Je suis libre. Je marche dans la rue avec Stéphane et Brice. Arrivé à l'Aviation Club de France, on se sépare.  Au terme de presque quarante-huit heures de détention, j'ai besoin d'un changement de décor. Je traverse la rue et prends une chambre au Fouquet's. Je n'avais qu'une seule chose en tête : prendre une douche. Et aussi me changer, me débarrasser de ces fringues que je portais depuis deux jours. J'ai appelé le concierge pour qu'il aille me chercher un jogging, un pull et des baskets, et je me suis évanoui sur le lit. J'ai dormi plus de seize heures...
 
Le lendemain matin, reposé et de nouveau muni d'un cerveau en état de marche, je repense à ce qui s'est passé. Je me dis que bien sur, j'aurais mieux fait de me contenter d'aller jouer dans un des cercles légaux de la capitale, comme je le fais presque quotidiennement depuis dix ans. Mais je joue pour gagner. C'est mon métier, et l'une des priorités de ce métier est de choisir les plus belles parties disponibles. Et cette partie là, bien que clandestine, elle en valait la chandelle...
 
Je ne pense pas que je rejouerai dans un cercle illégal avant longtemps. Pas forcément parce que je redoute de revivre cette expérience, mais tout simplement parce que des parties aussi belles que celle-là, je n'en retrouverai plus.

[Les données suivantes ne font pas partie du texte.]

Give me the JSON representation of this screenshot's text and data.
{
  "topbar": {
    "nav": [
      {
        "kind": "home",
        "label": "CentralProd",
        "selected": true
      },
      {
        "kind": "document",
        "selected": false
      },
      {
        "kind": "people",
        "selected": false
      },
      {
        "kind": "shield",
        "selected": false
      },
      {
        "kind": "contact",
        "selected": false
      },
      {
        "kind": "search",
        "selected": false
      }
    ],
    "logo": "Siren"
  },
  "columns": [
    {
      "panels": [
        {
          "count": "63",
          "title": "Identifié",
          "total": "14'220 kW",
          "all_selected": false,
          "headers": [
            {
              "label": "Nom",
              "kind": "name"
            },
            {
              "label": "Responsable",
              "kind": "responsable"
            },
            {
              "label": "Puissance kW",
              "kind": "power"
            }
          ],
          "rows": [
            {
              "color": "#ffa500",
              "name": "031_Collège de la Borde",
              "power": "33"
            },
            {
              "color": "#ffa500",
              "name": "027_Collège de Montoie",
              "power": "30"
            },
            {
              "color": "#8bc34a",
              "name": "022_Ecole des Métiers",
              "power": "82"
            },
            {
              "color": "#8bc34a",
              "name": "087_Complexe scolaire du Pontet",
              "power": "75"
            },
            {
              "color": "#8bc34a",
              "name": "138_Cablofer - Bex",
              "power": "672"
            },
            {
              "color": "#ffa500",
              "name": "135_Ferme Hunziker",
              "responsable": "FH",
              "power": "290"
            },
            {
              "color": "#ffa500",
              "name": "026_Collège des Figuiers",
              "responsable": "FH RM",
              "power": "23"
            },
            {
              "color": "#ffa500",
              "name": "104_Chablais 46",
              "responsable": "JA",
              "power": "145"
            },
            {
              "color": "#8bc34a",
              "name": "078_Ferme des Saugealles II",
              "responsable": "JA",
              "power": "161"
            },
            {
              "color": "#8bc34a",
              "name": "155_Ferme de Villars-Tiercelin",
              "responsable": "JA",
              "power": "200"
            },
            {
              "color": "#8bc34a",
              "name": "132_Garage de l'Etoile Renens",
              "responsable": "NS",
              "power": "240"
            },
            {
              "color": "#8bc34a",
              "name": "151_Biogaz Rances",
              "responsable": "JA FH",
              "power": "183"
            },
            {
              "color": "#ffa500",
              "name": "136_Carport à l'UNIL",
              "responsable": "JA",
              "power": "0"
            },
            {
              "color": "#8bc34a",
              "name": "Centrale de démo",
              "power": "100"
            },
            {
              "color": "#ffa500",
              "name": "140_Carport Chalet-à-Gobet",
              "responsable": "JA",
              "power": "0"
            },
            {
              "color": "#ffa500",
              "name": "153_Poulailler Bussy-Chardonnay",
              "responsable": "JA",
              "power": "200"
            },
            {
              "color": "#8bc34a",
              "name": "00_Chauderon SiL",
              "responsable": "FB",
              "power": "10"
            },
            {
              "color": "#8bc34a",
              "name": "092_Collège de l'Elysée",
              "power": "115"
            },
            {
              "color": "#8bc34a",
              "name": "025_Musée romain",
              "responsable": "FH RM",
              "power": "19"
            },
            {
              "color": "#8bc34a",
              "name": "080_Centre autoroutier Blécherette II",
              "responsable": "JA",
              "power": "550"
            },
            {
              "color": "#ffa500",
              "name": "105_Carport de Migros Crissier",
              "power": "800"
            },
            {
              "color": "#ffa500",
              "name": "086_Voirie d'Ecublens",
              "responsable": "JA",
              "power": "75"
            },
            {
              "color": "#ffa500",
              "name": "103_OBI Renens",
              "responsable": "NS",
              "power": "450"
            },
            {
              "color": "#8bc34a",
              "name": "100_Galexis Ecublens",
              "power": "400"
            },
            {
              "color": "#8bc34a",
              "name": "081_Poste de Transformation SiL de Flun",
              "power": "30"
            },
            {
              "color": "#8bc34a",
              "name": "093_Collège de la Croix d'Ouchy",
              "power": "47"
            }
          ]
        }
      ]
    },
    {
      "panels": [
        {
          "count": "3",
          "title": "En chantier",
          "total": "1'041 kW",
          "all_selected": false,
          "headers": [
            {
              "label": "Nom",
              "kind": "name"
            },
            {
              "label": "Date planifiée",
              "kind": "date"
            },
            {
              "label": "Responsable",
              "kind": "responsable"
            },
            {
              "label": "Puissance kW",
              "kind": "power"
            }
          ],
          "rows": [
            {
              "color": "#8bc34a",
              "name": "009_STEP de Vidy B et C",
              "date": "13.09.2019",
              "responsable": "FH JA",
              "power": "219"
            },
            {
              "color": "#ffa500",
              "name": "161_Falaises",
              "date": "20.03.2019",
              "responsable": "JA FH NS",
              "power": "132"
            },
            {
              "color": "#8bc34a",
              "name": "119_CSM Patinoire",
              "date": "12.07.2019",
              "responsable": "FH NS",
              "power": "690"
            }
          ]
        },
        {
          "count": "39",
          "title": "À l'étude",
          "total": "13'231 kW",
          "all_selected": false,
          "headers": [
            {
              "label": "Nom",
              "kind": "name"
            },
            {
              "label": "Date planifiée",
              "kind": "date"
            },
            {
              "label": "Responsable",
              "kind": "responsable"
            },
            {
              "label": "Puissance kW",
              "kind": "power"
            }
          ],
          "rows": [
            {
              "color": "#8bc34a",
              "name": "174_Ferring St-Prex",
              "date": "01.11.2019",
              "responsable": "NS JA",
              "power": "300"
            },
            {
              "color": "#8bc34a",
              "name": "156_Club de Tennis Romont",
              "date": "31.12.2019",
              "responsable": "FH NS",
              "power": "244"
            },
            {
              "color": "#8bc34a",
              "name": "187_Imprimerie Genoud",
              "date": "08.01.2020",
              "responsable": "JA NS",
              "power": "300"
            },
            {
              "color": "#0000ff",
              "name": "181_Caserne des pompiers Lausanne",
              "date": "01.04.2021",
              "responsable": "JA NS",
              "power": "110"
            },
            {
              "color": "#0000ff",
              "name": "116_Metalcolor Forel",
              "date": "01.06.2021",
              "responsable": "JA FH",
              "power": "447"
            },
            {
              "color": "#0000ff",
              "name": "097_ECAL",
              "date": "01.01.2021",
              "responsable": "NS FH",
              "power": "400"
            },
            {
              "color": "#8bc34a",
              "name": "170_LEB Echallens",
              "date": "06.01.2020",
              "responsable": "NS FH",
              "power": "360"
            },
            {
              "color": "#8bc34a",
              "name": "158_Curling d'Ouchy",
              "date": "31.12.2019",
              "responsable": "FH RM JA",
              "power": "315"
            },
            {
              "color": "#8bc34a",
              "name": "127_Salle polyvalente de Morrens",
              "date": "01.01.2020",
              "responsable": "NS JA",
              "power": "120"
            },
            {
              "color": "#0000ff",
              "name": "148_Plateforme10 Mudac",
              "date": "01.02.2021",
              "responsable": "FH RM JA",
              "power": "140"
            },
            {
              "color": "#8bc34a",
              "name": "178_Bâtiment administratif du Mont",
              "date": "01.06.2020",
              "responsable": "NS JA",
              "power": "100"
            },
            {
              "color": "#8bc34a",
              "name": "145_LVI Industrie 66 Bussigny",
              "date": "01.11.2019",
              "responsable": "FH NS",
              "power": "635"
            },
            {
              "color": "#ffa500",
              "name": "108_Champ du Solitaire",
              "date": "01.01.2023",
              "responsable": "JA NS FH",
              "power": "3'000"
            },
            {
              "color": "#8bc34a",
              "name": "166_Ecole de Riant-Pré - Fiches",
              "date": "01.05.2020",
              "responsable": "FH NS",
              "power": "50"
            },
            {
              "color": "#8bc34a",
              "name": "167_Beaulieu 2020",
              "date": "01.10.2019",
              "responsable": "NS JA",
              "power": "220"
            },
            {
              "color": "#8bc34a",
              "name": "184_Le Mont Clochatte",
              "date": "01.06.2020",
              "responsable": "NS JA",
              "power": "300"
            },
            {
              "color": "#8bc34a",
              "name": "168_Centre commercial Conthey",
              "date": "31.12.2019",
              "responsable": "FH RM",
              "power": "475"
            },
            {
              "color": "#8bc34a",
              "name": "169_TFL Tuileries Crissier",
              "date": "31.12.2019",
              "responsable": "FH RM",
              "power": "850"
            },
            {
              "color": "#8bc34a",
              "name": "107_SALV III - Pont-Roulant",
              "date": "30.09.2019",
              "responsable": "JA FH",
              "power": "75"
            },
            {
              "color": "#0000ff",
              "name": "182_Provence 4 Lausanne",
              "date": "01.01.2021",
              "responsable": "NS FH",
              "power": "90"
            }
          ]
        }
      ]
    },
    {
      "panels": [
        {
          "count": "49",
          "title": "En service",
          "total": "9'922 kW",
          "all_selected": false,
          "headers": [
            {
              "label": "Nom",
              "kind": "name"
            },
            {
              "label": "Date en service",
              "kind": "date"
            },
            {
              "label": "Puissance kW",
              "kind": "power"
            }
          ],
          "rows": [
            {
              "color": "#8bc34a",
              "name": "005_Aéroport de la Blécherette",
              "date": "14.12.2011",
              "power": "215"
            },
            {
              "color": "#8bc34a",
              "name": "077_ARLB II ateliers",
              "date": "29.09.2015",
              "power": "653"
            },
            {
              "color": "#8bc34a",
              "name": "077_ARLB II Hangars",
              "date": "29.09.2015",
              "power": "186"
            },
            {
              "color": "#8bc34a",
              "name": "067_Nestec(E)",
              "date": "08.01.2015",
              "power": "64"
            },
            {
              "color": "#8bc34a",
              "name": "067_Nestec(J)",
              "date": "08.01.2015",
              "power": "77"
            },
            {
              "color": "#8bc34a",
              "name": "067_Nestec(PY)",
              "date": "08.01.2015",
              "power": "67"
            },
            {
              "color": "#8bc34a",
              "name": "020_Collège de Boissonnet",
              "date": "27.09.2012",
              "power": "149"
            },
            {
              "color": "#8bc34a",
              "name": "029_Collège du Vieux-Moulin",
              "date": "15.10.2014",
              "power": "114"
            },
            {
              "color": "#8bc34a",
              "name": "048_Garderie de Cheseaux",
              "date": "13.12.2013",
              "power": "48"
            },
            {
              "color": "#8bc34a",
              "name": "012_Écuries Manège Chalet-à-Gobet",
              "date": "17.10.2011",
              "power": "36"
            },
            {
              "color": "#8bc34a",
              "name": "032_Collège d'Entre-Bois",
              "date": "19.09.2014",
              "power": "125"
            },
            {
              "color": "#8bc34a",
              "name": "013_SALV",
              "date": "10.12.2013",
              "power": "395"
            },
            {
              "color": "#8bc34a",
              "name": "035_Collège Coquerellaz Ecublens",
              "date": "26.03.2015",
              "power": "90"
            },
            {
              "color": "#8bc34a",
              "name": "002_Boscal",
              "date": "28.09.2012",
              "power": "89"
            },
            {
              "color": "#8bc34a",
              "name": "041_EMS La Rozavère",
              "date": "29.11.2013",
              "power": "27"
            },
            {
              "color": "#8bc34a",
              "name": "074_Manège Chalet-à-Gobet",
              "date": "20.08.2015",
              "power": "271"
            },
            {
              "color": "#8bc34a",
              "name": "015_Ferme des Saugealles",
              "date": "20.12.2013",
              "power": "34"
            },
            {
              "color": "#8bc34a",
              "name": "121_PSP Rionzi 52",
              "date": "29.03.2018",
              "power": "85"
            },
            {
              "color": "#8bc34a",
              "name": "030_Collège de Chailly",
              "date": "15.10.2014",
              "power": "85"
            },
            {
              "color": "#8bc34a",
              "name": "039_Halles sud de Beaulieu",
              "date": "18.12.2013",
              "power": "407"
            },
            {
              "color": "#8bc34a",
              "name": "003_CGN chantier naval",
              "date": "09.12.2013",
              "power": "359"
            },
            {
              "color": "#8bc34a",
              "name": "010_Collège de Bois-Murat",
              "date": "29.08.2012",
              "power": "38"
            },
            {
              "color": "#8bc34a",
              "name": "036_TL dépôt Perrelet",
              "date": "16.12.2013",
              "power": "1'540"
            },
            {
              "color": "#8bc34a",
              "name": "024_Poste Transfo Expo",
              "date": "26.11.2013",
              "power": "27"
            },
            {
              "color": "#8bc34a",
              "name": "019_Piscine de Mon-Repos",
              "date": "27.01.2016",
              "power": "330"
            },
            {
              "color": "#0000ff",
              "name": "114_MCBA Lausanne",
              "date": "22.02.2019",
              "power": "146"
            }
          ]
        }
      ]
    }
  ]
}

A l'avenir, vous me retrouverez donc plus souvent à l'Aviation Club de France, à disputer des parties légales, où les gens me font confiance.
 
La confiance... C'est quelque chose qui m'a fait chaud au cœur, et c'est là dessus que je vais terminer mon récit. De tout ce que j'ai pu lire après la publication des deux premières parties de cette histoire, sur les forums internet, notamment Wam-Poker et ClubPoker, de toutes les personnes qui sont venues me parler dans les cercles, personne n'a jamais douté de ma version des faits. Personne ne m'a accusé de mentir, d'avoir triché, personne ne m'a même posé la question. Ma bonne foi paraissait évident aux yeux de tout le monde, et ça, c'est une vraie récompense pour moi, après toutes ces années passées à jouer au poker en tant que professionnel. Merci à tous pour votre soutien ! Je n'oublierai pas tous les mots attentionnés que vous avez tous eu à mon égard.